And Mhanda’s problem was that “these people” at some point believed this one politician could succeed Mugabe. In fact some still believe in changes predicated on the triumph of a faction within Zanu PF, that hated politician’s faction. And “these people”, I later reconstructed, were Western governments, led of course by the British.
All told, Mhanda counted four factions in Zanu PF, the fourth one being the uniformed forces, led by General Chiwenga. “It is Mugabe’s faction,” he stressed with the knowing finality of an insider who had to be believed by these poor white souls!
Wounds that won’t heal
Noticing that the man was getting worked up, was now indiscreetly speaking at the top of his voice, the white party began disintegrating, the lady being the first to place valedictory pleasantries. Soon, the two men followed suit. Mhanda, too, left for his car and, like a good soldier, checked around before going in and then taking off.

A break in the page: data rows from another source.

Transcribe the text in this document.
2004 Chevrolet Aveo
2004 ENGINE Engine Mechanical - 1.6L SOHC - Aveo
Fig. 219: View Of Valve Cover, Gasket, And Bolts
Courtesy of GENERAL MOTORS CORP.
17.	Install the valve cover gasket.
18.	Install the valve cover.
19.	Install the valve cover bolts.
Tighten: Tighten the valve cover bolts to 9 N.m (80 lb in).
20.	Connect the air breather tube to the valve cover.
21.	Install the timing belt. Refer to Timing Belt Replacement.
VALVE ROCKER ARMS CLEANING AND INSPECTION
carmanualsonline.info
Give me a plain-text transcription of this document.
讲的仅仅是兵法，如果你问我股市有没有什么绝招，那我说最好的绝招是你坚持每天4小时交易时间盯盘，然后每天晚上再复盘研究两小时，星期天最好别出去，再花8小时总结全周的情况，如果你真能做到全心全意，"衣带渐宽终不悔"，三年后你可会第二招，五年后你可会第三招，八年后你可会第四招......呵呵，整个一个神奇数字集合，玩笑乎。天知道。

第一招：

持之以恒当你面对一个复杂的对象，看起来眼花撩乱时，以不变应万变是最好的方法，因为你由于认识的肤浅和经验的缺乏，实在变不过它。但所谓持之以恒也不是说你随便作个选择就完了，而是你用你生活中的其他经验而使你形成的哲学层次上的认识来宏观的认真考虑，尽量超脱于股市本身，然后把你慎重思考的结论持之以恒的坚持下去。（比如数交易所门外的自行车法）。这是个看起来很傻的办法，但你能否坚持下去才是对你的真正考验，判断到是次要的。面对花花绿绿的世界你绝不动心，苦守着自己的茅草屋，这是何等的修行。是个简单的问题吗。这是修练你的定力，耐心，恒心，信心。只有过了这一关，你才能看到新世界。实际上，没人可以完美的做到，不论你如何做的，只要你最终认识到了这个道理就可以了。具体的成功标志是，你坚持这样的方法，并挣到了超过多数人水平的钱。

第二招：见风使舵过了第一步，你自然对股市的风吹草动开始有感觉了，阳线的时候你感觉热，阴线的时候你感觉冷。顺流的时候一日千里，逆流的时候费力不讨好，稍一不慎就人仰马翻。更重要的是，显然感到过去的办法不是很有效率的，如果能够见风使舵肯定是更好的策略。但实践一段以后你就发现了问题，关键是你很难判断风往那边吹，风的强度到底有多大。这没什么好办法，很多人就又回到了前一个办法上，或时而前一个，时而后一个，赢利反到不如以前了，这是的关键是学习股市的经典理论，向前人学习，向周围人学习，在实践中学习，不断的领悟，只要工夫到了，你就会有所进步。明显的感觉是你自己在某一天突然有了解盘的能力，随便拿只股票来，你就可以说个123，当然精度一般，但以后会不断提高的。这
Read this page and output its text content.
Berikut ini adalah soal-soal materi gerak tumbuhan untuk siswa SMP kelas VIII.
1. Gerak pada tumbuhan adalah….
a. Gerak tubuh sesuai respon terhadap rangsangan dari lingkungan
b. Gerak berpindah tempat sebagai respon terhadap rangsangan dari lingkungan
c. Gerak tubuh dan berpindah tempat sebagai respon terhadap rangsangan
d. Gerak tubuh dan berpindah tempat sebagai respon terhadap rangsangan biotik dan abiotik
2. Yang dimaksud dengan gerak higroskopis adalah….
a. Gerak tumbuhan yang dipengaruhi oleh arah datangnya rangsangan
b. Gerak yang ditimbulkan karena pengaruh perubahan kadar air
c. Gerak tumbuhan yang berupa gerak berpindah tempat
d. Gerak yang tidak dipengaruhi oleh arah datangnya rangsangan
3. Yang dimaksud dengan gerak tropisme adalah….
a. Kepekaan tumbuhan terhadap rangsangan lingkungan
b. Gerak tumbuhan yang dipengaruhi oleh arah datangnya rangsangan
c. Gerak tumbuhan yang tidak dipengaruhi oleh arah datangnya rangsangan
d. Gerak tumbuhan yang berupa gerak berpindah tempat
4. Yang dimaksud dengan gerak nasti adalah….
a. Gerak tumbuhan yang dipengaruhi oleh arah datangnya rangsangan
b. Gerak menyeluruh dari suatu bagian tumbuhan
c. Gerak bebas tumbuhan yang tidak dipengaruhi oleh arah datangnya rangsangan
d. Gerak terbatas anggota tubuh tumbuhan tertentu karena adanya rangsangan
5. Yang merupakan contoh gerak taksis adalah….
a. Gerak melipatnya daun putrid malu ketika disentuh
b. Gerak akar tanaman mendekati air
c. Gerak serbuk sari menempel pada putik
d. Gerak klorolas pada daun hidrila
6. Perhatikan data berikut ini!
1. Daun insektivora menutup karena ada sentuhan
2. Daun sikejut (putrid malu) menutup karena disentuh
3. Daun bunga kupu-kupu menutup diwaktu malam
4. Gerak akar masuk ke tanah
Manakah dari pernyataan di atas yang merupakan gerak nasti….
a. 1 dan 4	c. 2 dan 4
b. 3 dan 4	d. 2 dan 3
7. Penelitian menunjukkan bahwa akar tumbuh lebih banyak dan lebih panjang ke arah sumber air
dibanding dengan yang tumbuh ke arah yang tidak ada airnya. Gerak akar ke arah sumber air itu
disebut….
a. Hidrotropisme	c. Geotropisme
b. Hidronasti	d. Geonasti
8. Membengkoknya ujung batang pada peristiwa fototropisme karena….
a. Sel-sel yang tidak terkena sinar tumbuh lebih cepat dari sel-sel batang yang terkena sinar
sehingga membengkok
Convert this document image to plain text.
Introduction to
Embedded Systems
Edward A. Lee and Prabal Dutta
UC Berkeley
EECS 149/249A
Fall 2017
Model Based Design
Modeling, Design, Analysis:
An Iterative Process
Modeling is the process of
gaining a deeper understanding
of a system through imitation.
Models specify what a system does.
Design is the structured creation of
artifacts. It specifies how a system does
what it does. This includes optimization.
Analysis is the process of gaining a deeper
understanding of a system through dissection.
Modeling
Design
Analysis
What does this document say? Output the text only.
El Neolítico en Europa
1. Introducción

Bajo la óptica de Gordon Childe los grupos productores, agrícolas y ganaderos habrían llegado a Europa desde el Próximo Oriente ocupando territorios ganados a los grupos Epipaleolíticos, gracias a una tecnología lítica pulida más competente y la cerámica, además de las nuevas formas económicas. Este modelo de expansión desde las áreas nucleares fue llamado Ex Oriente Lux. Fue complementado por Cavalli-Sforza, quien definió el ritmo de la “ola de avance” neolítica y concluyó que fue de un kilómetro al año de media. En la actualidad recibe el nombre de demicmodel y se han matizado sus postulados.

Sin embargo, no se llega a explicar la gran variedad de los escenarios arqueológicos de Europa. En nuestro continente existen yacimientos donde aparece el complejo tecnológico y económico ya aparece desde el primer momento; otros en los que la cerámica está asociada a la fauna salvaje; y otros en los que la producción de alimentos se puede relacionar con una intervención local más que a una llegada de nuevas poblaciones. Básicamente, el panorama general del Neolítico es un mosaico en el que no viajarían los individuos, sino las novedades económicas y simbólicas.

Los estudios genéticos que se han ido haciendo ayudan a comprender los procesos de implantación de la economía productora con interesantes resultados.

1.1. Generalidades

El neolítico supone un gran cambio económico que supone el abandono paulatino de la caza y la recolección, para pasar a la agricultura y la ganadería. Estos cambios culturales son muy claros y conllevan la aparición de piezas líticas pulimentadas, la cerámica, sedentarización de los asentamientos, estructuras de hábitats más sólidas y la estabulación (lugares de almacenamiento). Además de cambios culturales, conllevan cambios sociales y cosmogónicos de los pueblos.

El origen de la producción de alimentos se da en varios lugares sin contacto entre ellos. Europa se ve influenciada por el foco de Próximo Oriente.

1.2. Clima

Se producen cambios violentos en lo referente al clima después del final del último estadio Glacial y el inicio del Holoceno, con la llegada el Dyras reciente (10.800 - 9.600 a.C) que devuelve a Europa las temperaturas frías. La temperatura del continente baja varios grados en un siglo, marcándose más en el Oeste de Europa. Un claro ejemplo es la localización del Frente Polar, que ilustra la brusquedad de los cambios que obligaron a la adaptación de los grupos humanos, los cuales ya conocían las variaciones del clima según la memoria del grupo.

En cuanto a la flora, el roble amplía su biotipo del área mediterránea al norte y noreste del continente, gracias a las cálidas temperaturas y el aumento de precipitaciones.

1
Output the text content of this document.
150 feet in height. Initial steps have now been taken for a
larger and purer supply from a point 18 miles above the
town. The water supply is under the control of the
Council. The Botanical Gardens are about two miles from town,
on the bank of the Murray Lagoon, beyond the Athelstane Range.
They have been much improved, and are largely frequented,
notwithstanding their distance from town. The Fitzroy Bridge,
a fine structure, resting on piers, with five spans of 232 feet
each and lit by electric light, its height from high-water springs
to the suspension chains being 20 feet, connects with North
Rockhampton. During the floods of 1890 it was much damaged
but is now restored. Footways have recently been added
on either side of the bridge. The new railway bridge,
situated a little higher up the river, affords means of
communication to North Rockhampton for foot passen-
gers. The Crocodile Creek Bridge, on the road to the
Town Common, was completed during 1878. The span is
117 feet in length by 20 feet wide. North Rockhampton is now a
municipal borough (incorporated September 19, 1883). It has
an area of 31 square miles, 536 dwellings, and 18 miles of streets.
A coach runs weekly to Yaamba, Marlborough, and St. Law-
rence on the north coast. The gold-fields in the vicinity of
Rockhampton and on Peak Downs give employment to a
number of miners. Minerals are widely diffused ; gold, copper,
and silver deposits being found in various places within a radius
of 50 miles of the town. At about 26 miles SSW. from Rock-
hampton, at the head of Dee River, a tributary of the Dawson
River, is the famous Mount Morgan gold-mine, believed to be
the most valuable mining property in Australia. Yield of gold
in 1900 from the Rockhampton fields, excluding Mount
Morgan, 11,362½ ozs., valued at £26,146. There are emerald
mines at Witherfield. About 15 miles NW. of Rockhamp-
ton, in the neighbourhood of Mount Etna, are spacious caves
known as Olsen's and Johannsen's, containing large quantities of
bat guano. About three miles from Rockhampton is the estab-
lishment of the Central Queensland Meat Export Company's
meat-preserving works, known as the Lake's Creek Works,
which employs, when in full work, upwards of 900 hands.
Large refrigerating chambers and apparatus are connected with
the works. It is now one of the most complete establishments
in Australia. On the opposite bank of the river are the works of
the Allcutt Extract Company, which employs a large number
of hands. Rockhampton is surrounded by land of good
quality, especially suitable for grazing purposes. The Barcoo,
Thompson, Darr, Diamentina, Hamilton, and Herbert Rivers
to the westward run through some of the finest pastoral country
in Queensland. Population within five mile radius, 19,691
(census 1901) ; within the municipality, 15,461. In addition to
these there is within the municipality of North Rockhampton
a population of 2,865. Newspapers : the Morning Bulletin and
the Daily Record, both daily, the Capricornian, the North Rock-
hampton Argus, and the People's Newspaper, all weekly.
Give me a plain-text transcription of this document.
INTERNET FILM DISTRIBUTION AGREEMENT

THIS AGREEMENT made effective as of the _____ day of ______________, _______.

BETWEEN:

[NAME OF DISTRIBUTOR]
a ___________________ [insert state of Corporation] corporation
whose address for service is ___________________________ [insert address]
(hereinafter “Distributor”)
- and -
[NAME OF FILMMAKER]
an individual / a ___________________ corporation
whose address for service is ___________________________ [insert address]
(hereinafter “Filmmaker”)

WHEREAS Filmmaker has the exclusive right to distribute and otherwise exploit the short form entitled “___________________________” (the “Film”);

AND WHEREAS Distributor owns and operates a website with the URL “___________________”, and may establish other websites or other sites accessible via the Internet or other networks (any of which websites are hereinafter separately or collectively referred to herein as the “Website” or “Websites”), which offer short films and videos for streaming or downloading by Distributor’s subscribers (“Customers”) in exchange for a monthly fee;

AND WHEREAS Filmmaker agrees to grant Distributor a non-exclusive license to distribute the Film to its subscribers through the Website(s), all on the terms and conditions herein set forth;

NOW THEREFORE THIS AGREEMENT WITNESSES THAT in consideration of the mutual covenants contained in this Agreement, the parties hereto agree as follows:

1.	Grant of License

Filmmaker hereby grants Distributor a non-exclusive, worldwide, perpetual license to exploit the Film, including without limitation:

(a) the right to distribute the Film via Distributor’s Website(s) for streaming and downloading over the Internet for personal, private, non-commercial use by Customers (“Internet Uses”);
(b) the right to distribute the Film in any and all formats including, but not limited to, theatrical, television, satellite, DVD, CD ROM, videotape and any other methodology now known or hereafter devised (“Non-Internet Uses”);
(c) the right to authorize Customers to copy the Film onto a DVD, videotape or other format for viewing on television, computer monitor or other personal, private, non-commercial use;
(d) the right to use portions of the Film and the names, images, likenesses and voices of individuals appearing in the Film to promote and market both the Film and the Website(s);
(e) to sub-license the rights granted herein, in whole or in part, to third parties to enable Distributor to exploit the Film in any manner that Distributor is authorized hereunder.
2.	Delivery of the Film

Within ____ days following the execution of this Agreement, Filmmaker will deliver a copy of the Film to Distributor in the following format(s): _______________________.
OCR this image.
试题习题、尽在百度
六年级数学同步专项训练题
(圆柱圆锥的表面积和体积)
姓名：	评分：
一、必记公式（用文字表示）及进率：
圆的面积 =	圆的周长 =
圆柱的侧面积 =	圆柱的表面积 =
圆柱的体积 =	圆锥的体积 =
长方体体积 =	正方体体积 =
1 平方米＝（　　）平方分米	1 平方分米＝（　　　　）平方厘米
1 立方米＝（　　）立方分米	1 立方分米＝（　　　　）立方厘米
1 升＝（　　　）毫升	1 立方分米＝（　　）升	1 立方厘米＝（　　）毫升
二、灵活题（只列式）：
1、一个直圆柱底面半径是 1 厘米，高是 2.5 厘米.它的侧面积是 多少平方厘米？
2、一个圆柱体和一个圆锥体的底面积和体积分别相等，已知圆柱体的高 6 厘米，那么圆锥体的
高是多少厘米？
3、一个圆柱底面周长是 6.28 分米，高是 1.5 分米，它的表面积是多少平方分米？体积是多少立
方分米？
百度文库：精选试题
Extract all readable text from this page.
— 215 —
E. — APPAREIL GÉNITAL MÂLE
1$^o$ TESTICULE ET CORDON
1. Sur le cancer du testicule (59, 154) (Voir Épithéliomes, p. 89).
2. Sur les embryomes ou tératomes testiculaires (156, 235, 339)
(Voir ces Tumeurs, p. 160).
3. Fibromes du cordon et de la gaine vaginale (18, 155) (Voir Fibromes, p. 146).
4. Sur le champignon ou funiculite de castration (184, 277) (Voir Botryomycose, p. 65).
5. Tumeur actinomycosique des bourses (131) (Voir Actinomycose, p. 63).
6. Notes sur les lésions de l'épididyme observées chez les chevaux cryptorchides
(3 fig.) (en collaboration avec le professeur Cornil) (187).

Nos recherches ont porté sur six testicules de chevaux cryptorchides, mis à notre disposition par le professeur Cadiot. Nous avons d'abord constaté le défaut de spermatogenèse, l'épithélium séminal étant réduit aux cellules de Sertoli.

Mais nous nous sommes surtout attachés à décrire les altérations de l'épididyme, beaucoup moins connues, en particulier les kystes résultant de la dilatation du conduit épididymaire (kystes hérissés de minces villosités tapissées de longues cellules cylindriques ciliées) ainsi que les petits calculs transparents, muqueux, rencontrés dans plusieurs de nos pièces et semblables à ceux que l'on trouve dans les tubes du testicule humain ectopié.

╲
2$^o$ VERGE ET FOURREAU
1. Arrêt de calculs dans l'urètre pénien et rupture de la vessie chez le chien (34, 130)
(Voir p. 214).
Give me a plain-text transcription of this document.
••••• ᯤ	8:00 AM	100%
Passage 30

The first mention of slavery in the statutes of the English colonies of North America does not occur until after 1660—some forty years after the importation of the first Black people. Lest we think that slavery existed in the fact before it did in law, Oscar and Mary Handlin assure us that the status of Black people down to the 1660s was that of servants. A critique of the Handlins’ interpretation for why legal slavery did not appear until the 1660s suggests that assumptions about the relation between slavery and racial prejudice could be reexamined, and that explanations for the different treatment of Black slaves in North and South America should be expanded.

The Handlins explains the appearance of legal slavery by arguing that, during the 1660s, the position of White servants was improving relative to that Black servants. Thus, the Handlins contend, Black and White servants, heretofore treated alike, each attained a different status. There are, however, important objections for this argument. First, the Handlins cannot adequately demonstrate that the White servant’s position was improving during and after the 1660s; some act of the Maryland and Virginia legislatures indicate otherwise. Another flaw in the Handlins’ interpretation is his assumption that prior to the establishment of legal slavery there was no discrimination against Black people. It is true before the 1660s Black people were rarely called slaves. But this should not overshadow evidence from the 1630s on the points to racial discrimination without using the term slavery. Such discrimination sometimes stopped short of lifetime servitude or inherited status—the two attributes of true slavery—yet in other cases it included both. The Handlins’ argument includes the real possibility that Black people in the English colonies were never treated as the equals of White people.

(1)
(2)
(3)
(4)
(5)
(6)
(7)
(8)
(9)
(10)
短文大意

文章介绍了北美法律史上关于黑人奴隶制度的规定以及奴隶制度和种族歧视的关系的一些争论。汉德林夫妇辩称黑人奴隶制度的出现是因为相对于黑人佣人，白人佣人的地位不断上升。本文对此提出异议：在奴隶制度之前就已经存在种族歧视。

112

For a while, I realised how wounds and differences of the mid-1970s were still fresh, how they still wept bitterness, burnt incandescent. These wartime differences rage on, undiminished by time and age, often looking for renewal through new allies, new audiences, new grievances, new narratives, new opportunities even.
I felt sad, felt so sad. I cried for my country, my beloved country whose founding processes spewed so much emotion, such hate, such overflowing passion. Its founding process had created enemies out of allies, foes out of friends, aliens out of allies, indeed hostile combatants out of comrades.
But I quickly told myself history does not move on pity, on tears. I sobered and weighed what had just transpired.
Behaving no better
But the irony of it all just wrecked me to fragments. I, too, got angry, very angry. Who were these white people to whom Wilfred was pouring his heart and heat out? I know the party. I know personages in Zanu PF, the party which sent Alfred to war. It does not have such faces, all of which looked Rhodesian, Bohemian. By truth or decoy, all of them drove away in vehicles with local number plates. Who were they to deserve the most animated slice of our hearts, or our history, our legacy?
To deserve secrets — real or claimed — from the struggle which, after all, pitted us against Rhodesians? And Rhodesia was white, solidly united behind Ian Smith, behind the war he waged against us.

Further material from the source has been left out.